Prints of most of these images are available for purchase. Please inquire.All photographs are the copyright of the individual artists and may not be reproduced without their permission.
When sunlight dissolves the black of night, or hours later, when its light gets enveloped by shadows, our hearts open. This magnificent changing of the guard between daytime and nighttime stirs us, compelling us to adventure as well as contemplation. These images are an exciting mix of what people feel and experience during these fleeting hours.
I truly understand the emotional risk of submitting your heartfelt work to the scrutiny of someone else. If a juror selects your piece, he or she is an awesome judge. If your work is not selected, “What do they know?” But if we decide to bring our work into the world, and as we take the step to push our vision in new directions, two good things can happen regardless of whether we win or not. First, we get to show our vision to others, to both friends as we agonize over the selection, and to the viewer if our work is selected. And second, if we are open, we can learn how to get better. There will always be people who just don’t get what we are doing, but there are often times when our vision is rough or our craft not perfected. Putting work next to others is a way to better understand where we are on the creative journey.
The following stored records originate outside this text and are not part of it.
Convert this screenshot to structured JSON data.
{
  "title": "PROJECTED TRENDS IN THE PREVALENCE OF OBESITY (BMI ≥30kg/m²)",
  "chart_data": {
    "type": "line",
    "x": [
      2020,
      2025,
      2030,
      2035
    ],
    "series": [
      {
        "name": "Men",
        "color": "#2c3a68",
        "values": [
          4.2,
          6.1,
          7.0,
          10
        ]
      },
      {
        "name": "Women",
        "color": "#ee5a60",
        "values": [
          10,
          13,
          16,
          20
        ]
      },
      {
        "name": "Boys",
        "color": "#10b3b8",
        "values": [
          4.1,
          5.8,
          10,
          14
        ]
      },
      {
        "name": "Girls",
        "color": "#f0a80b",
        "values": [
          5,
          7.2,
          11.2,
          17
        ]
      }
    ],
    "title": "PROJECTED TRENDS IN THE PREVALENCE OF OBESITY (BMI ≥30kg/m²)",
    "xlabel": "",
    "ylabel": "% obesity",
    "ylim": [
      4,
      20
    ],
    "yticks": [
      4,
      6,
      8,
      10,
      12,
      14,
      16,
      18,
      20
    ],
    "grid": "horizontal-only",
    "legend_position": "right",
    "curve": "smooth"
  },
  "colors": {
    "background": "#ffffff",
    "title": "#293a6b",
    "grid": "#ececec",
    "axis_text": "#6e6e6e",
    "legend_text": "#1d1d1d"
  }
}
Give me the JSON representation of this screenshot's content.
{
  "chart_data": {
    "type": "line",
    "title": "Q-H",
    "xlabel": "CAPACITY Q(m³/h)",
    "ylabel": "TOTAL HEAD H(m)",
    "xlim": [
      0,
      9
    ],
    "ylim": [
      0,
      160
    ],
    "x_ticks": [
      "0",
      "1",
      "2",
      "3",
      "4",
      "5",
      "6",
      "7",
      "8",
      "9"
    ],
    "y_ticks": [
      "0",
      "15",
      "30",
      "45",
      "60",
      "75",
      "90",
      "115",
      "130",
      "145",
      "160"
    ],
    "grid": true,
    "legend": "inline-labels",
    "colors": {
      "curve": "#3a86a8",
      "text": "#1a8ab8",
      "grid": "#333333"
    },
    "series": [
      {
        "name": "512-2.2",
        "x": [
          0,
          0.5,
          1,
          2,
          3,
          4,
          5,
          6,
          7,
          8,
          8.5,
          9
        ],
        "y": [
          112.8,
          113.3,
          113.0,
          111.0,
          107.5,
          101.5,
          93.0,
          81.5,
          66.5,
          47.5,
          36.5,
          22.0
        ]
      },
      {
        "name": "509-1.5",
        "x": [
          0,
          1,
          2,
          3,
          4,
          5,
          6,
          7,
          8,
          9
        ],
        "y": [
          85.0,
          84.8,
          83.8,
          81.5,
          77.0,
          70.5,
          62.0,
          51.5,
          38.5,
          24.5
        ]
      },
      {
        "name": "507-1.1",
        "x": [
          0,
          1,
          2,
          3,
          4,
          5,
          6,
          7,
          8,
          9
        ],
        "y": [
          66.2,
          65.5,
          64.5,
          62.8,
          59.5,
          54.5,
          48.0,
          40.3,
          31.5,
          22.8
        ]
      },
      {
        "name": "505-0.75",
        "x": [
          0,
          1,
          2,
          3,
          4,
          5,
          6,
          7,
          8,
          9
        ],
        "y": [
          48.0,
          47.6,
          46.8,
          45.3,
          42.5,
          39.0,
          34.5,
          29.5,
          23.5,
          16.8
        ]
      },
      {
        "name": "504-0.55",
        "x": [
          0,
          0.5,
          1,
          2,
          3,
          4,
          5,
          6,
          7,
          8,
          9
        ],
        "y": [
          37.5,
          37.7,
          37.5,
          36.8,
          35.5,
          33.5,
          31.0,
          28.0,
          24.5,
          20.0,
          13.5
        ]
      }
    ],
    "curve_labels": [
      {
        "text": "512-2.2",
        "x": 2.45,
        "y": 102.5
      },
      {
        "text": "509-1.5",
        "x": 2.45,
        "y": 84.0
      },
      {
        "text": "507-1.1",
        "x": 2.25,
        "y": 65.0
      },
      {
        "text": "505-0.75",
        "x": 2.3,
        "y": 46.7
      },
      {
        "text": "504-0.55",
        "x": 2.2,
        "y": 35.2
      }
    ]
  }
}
I did my best to approach the submitted images with open eyes and an open mind. I love all kinds of photography, way outside the realm of what I personally create. I was looking for images that made me go “WOW,” and especially, a quiet “wow.” I responded to images that resonated about a place or conveyed a feeling. I appreciated images where the craft of photography was supportive and integrated, not overwhelming. Everyone in this show made the first important step in creating the image I saw represented as a digital file. Now the crucial finish occurs where they must rise up to make a beautiful print, the time-honored second half to photography.
- Eddie Soloway
Eddie Soloway explains that he is so completely content surrounded by the natural world that he would be willing to set aside his camera for the opportunity to just be. His commitment to nature is evident in his image-making; his camera is simply the tool he uses to record his devotion. Soloway claims other tools as well: extensive printmaking skills (learned from an apprenticeship in a San Francisco photo lab), pen and pencil to write (he admits that his writing often takes precedence even over making photos!), and teaching (which provides the perfect outlet for inspiring others to use "a natural eye," as he has done with such dedication).
Follow Eddie across landscapes, borders, and seas for one of his renowned seminars or workshops, from Maine Media to Vancouver Photo Workshops. Be inspired by "Eddie Soloway, A Natural Eye" on DVD, the newly released online video series, or "One Thousand Moons," published by Nahmakanta Press, Santa Fe.
Eddie refers to the golden hours as being on "the edge of light." This is the edge that celebrates the transitions of night to day and of day to night, "reveal[ing] the magic of light and color that fleets past us, often unseen." His appreciation for the effects of the golden hours, coupled with a commitment to natural light, makes him the perfect choice for juror of this exhibition.
The golden hours—the period shortly after dawn and just before dusk, when ambient light is warmer, softer, diffuse. Inside or out, these windows of opportunity can be pure magic through the lens.